Specification produced by the Multicore Association

The Multicore Communications API (MCAPI) is the first specification to be produced by the Multicore Association. MCAPI provides a standardized API for communication and synchronization between closely distributed (multiple cores on a chip and/or chips on a board) embedded systems.

==Overview==
MCAPI is a language-independent, processor and operating system agnostic communications protocol used to program multi-core devices. MCAPI provides three modes of communication: messages, packets, and scalars. MCAPI is a message-passing application programmer interface, together with protocol and semantic specifications for how its features must behave in any implementation. The primary goals for any MCAPI implementation are extremely high performance and low memory footprint.

MCAPI traces its heritage to communications APIs such as MPI and Berkeley sockets. Both MPI and sockets were developed primarily with inter-computer communication in mind, while MCAPI is targeted primarily towards inter-core communication in a multicore chip. Accordingly, a principal design goal of MCAPI was to serve as a low-latency interface leveraging efficient on-chip interconnect in a multicore chip. However, because of the more limited scope of multicore communications and its goal of low latency, MCAPI is less flexible than MPI or Sockets.

==MCAPI Communication Modes==
MCAPI provides three modes of communication:
1. messages – connection-less datagrams. Messages are intended to be flexible with respect to payload, dynamically changing receivers and priorities and configuration effort, although at a slight performance penalty.
2. packets – connection-oriented, arbitrary size, uni-directional, and FIFO streams. Packets are intended to be flexible with respect to payload, providing higher performance than messages at the expense of configuration effort.
3. scalars – connection-oriented, fixed size, uni-directional, and FIFO streams. Scalars are intended to be the highest performance communications mode, albeit at the expense of payload flexibility and configuration effort.

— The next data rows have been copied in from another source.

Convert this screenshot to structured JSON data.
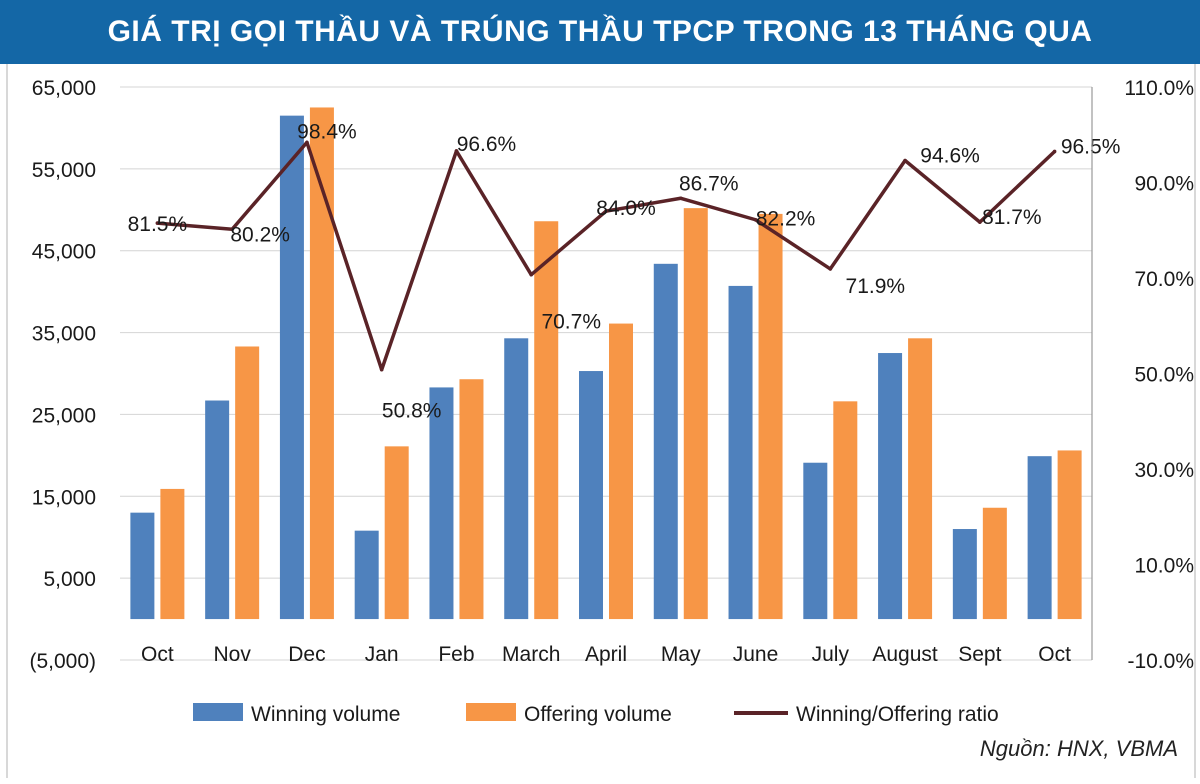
{
  "header": {
    "title": "GIÁ TRỊ GỌI THẦU VÀ TRÚNG THẦU TPCP TRONG 13 THÁNG QUA"
  },
  "source": "Nguồn: HNX, VBMA",
  "chart_data": {
    "type": "bar",
    "title": "GIÁ TRỊ GỌI THẦU VÀ TRÚNG THẦU TPCP TRONG 13 THÁNG QUA",
    "categories": [
      "Oct",
      "Nov",
      "Dec",
      "Jan",
      "Feb",
      "March",
      "April",
      "May",
      "June",
      "July",
      "August",
      "Sept",
      "Oct"
    ],
    "series": [
      {
        "name": "Winning volume",
        "type": "bar",
        "axis": "left",
        "color": "#4f81bd",
        "values": [
          13000,
          26700,
          61500,
          10800,
          28300,
          34300,
          30300,
          43400,
          40700,
          19100,
          32500,
          11000,
          19900
        ]
      },
      {
        "name": "Offering volume",
        "type": "bar",
        "axis": "left",
        "color": "#f79646",
        "values": [
          15900,
          33300,
          62500,
          21100,
          29300,
          48600,
          36100,
          50200,
          49500,
          26600,
          34300,
          13600,
          20600
        ]
      },
      {
        "name": "Winning/Offering ratio",
        "type": "line",
        "axis": "right",
        "color": "#5a2327",
        "values": [
          81.5,
          80.2,
          98.4,
          50.8,
          96.6,
          70.7,
          84.0,
          86.7,
          82.2,
          71.9,
          94.6,
          81.7,
          96.5
        ],
        "labels": [
          "81.5%",
          "80.2%",
          "98.4%",
          "50.8%",
          "96.6%",
          "70.7%",
          "84.0%",
          "86.7%",
          "82.2%",
          "71.9%",
          "94.6%",
          "81.7%",
          "96.5%"
        ]
      }
    ],
    "y_left": {
      "ylim": [
        -5000,
        65000
      ],
      "ticks": [
        -5000,
        5000,
        15000,
        25000,
        35000,
        45000,
        55000,
        65000
      ],
      "tick_labels": [
        "(5,000)",
        "5,000",
        "15,000",
        "25,000",
        "35,000",
        "45,000",
        "55,000",
        "65,000"
      ]
    },
    "y_right": {
      "ylim": [
        -10,
        110
      ],
      "ticks": [
        -10,
        10,
        30,
        50,
        70,
        90,
        110
      ],
      "tick_labels": [
        "-10.0%",
        "10.0%",
        "30.0%",
        "50.0%",
        "70.0%",
        "90.0%",
        "110.0%"
      ]
    },
    "grid": true,
    "legend_position": "bottom"
  }
}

== MCAPI Compared to MPI ==
MCAPI is focused purely on embedded communications, and adds the ideas of messages, packets, and scalars + connected channels. This allows MCAPI to support various quality of service, where connected channels may exploit underlying embedded hardware. Furthermore MCAPI supports various kinds of priorities, messages can have a per message priority and channels can be treated as having different priorities as well, allowing implementations to map some or all channels to dedicated hardware. MCAPI can also support zero-copy via assigning attributes to connected channels.

Other big differences include:
- MCAPI has no language binding for FORTRAN since this is not commonly found in embedded systems.
- MCAPI does not support collective communications as in MPI. This allows MCAPIv to have a smaller implementation.
- MCAPI does not have the concepts of groups.
- MCAPI does not have any synchronization methods as in MPI, no barriers, no fences, no locks.
- MCAPI has no file objects or any functions associated with them.
- MCAPI has no model for creation or management of processes.